Wednesday, October 24, 2007

A Million Words

"They" say that career-ending disaster strikes when someone is promoted up to their level of incompetence.

But I think it’s less a case of rising too far and more a case of just too fast.

Consider this, from Buzz Bissinger’s New York Times profile of Chicago Cubs pitcher Kerry Wood:

"Although the act of pitching a baseball repeatedly is exceedingly stressful, doctors now generally accept that it is not the act itself that causes injury nearly so much as pitching while fatigued. …

"The tried-and-true method of preventing young pitchers from throwing when they are fatigued has been to keep them on strict pitch counts in the minor leagues -- 100 pitches per game has become something of an industry standard. ... [But] pitch counts prevent young pitchers from learning to pitch while tired, to pace themselves during a game, to get out of jams without simply handing the ball to the bullpen. …

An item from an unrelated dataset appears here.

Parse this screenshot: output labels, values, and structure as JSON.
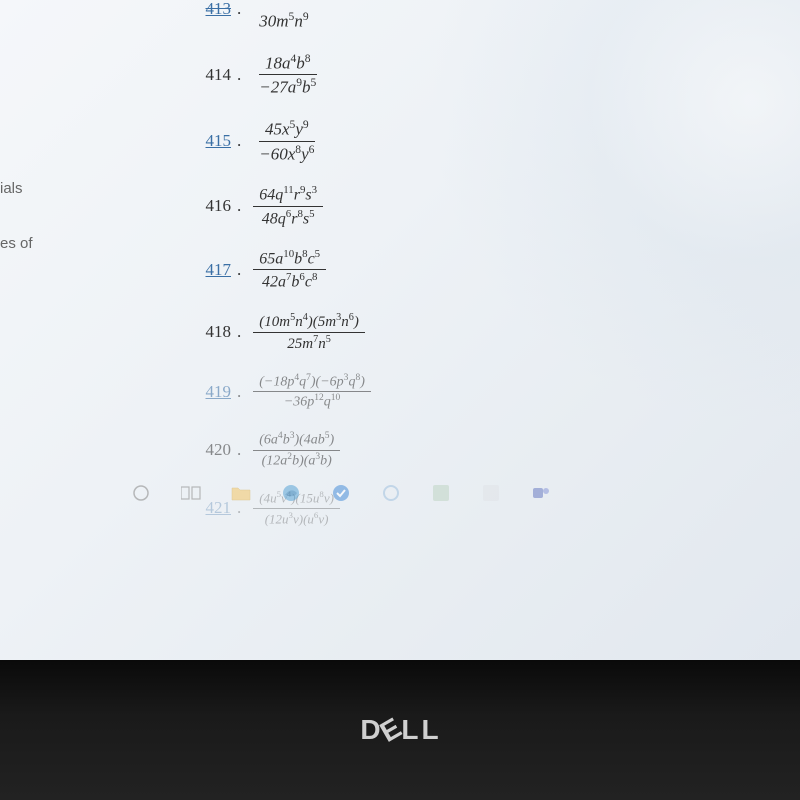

"Instead, too many young pitchers, particularly those who have attracted media attention, come up to the majors too soon and feel an obligation to go full bore all the time. They are constantly reaching back for extra velocity, and if they are doing it as fatigue begins to set in, the possibility of their arms breaking down only multiplies."


Similarly, in the New Yorker article Fallen Idols (abstract online), David Denby makes a case for the 20th century’s movie-studio contract system over today’s free-agency:

"Seventy years ago, these actors would have been tested in a variety of small roles or B-movies -- tested to see whether both they could act and whether the audience perked up when they came onscreen. They would have been allowed to grow slowly. Now they are thrown into big roles in expensive movies, and they’re forced to overdraw on themselves before their temperament has found the right shape. They don’t know the camera yet, and the camera doesn’t always find much in their faces."

Reading two such similar cautions should perk up writers to the message for our own work. We learn the craft of writing; then we need to stay buckled down, doing the daily pages -- practicing the techniques one by one and in combination, practicing them when we're fresh and through fatigue, and noticing the effects on readers.

"They" also say that it takes a million notes to make a musician.

And a million words to make a writer.